К грубой красоте, такой, какую он видел сейчас перед собой. Он не подходил для сражений, для обрядов разрушения. Он всегда с неохотой танцевал в глубоких впадинах пещер, где грохочут барабаны и эхо катится по плоти и костям, будто человек лежит на пути стада обезумевших ранагов. Такого же стада, как то, что Онрак выдул на стены пещеры. Во рту были горечь, слюна, древесный уголь и охра, тыльные стороны ладоней в разводах краски там, где он подставлял руки, чтобы превратить брызги изо рта в очертания на камне. Искусство творилось в одиночестве, рисунки обретали форму без света, на невидимых стенах, пока весь клан спал во внешних пещерах. Но истина проста — искусность Онрака в волшебстве росписи выросла из желания отделиться от всех, остаться одному.
И это среди народа, у которого лишь тонкая грань отделяет одиночество от преступления. У которого разделиться означает ослабеть. И даже членение зрения на составные части — от «смотреть» к «наблюдать», от воскрешения воспоминания к приданию ему новой формы вне разума, на каменной стене, — требует рискованной, а потенциально — смертельно опасной склонности.
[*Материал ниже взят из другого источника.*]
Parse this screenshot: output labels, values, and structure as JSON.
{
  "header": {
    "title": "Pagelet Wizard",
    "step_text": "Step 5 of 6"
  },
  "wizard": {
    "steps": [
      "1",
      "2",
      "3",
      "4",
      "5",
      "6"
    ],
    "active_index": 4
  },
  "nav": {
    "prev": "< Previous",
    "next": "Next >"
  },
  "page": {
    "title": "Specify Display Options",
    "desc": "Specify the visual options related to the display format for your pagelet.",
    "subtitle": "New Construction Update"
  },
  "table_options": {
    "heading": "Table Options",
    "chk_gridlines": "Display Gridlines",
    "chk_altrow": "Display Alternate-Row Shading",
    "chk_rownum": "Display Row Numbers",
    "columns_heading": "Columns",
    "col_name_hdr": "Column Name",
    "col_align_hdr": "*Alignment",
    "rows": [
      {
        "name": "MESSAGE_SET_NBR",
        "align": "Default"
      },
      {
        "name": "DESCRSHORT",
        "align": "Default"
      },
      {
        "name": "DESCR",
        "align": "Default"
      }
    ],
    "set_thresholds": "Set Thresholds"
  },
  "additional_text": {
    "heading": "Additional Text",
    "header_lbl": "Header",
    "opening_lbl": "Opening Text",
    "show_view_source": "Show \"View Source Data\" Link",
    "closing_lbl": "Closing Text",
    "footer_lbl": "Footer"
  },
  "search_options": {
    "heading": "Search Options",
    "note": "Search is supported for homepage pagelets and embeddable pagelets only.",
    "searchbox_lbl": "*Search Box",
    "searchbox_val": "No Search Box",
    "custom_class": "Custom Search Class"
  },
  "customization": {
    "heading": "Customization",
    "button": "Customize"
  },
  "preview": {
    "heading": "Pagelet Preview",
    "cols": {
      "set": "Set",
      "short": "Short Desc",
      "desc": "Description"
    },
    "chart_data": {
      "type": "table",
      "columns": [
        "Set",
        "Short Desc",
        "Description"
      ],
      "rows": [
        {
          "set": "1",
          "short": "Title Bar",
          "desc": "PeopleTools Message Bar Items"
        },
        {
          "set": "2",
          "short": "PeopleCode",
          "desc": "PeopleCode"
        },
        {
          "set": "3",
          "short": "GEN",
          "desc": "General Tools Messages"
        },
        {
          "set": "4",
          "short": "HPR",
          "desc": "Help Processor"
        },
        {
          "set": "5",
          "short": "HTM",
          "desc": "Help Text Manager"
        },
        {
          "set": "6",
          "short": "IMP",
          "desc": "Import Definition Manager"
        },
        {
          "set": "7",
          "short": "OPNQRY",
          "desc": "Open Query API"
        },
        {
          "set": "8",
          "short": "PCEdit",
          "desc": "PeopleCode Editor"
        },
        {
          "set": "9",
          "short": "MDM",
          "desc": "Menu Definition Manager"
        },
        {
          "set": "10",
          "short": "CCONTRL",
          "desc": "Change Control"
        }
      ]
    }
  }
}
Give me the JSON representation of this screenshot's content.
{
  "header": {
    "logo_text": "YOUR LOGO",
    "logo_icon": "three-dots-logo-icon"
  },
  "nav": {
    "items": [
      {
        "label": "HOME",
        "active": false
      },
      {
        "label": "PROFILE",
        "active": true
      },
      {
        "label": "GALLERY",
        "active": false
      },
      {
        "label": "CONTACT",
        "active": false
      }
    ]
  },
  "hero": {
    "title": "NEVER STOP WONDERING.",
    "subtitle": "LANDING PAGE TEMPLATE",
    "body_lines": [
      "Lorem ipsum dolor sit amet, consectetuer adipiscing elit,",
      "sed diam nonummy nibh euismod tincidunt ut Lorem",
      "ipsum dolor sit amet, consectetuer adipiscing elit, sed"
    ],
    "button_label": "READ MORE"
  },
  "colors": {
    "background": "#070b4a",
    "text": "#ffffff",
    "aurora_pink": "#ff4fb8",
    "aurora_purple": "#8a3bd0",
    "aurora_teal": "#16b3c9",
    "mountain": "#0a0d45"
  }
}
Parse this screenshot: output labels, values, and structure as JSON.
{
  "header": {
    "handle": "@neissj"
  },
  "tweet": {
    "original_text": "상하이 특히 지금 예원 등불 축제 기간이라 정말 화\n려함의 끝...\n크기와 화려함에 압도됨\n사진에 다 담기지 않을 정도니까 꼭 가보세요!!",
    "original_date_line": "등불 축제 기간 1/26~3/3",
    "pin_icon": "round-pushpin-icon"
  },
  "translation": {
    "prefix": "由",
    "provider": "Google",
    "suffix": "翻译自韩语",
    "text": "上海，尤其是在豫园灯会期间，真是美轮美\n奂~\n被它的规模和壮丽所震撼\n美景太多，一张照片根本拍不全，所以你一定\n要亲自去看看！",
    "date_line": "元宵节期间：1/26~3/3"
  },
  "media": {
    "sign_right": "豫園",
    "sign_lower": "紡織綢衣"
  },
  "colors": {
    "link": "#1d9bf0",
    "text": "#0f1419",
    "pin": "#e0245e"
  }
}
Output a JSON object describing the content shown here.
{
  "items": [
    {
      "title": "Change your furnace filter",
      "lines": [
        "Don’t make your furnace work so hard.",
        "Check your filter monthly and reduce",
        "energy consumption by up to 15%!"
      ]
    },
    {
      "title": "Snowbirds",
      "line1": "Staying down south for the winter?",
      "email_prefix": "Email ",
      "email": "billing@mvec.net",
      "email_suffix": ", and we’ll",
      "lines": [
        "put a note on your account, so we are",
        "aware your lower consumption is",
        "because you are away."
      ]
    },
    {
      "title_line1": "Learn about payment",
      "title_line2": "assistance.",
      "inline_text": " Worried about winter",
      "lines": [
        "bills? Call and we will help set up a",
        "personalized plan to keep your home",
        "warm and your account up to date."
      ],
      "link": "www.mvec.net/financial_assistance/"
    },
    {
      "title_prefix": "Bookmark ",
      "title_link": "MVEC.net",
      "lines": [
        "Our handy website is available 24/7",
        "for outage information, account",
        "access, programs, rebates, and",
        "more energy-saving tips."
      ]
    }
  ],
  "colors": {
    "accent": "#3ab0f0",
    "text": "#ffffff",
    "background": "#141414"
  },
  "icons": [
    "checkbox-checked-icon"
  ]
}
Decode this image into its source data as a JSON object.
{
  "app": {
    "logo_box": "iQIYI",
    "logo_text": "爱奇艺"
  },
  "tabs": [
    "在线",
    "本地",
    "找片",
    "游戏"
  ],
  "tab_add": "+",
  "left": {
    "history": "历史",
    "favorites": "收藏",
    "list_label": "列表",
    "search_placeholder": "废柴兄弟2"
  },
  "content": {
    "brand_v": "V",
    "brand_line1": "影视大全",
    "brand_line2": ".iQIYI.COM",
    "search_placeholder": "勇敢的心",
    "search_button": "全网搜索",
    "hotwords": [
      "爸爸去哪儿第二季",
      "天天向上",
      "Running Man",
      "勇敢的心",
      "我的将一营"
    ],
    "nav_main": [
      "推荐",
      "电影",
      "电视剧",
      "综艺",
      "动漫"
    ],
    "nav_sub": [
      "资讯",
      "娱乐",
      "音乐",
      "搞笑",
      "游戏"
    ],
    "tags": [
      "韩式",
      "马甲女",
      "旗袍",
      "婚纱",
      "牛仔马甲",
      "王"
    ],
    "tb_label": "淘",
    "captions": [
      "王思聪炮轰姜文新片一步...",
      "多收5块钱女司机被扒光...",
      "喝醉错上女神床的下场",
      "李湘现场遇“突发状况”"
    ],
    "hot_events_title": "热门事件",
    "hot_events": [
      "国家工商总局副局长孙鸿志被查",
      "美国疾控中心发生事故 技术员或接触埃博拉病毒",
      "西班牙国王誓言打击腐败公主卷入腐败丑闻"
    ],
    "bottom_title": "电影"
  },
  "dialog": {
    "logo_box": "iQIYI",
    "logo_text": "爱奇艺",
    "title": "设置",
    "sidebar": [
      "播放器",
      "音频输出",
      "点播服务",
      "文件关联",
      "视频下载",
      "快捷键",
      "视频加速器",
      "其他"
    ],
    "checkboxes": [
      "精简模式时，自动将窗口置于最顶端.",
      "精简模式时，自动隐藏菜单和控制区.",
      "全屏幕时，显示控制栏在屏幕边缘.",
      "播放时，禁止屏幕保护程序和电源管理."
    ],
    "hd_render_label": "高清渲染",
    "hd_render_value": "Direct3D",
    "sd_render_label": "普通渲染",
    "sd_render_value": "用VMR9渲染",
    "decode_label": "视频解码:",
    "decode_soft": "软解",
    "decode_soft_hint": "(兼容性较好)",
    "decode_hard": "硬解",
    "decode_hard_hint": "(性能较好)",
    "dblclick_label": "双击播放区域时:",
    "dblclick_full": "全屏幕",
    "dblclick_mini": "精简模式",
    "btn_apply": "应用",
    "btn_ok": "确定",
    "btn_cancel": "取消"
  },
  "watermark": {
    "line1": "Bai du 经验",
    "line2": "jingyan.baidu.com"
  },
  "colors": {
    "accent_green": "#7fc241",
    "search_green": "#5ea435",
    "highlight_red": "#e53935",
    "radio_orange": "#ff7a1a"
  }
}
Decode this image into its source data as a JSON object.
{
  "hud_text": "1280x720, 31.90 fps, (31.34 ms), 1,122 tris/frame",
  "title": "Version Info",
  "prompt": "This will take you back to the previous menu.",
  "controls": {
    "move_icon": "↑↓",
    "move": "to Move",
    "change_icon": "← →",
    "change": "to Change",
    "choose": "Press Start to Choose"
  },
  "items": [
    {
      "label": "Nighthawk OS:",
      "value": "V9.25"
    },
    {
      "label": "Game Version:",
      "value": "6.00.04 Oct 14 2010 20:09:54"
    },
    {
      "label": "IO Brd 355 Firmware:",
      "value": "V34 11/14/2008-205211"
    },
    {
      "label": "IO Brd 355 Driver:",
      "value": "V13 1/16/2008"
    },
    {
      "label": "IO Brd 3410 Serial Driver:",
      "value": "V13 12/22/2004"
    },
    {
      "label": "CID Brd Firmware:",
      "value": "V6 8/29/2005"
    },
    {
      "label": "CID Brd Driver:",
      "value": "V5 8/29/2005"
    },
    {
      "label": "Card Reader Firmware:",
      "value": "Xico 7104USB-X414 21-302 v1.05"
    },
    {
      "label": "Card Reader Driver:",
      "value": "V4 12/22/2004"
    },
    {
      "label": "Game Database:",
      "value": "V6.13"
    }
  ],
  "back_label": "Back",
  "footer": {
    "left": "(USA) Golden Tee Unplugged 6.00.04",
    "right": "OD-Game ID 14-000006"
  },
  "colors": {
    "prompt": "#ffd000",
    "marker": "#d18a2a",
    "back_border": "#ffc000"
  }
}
Но он помнил выражение лица юного Оноса Т’лэнна, когда тот впервые увидел изображение своей сестры. Удивление и восхищение, а ещё — возрождение непреходящей любви. Онрак не сомневался, что увиденное им на лице Первого Меча чувствуют и остальные, хотя, разумеется, никто не скажет об этом вслух. Закон нарушен, и к последствиям следует отнестись со всей серьёзностью.
Он так и не узнал, видела ли своё изображение сама Килава; не узнал, разозлилась ли она или же смогла почувствовать кровь его сердца, текущую сквозь рисунок.
— От твоего молчания, т’лан имасс, — пробормотал Трулл Сэнгар, — у меня всегда мурашки по коже.
— Ночь перед Обрядом, — ответил Онрак. — Неподалёку от того места, где мы сейчас стоим. Меня должны были изгнать из племени. Я совершил преступление, за которое наказывали только так. Но другие события отвлекли кланы. Четверо яггутских тиранов восстали и заключили соглашение. Они желали уничтожить эту землю и преуспели.
Тисте эдур промолчал, должно быть, задумавшись, что же именно было уничтожено. Вдоль реки бежали оросительные каналы, полоски сочной зелени посевов дожидались жатвы. Дороги и фермы, случайный храм… картину портили разве что зубцы голых утёсов на юго-западе, у горизонта.
— Я был в пещере, на месте своего преступления, — мгновение спустя продолжил Онрак. — Разумеется, во тьме. Последняя ночь, так я думал, вместе с моим народом. Хотя на самом деле я уже был один, выведен из лагеря к месту последнего одиночества. И тогда явился некто. Прикосновение. Тело, тепло. Невероятная нежность… Нет, не моя жена. Она одной из первых отказалась от меня за то, что я сделал, за предательство, которое означали мои поступки. Нет, незнакомая женщина во тьме…
— Онрак, тебе нет нужды говорить больше, — тихо заметил Трулл.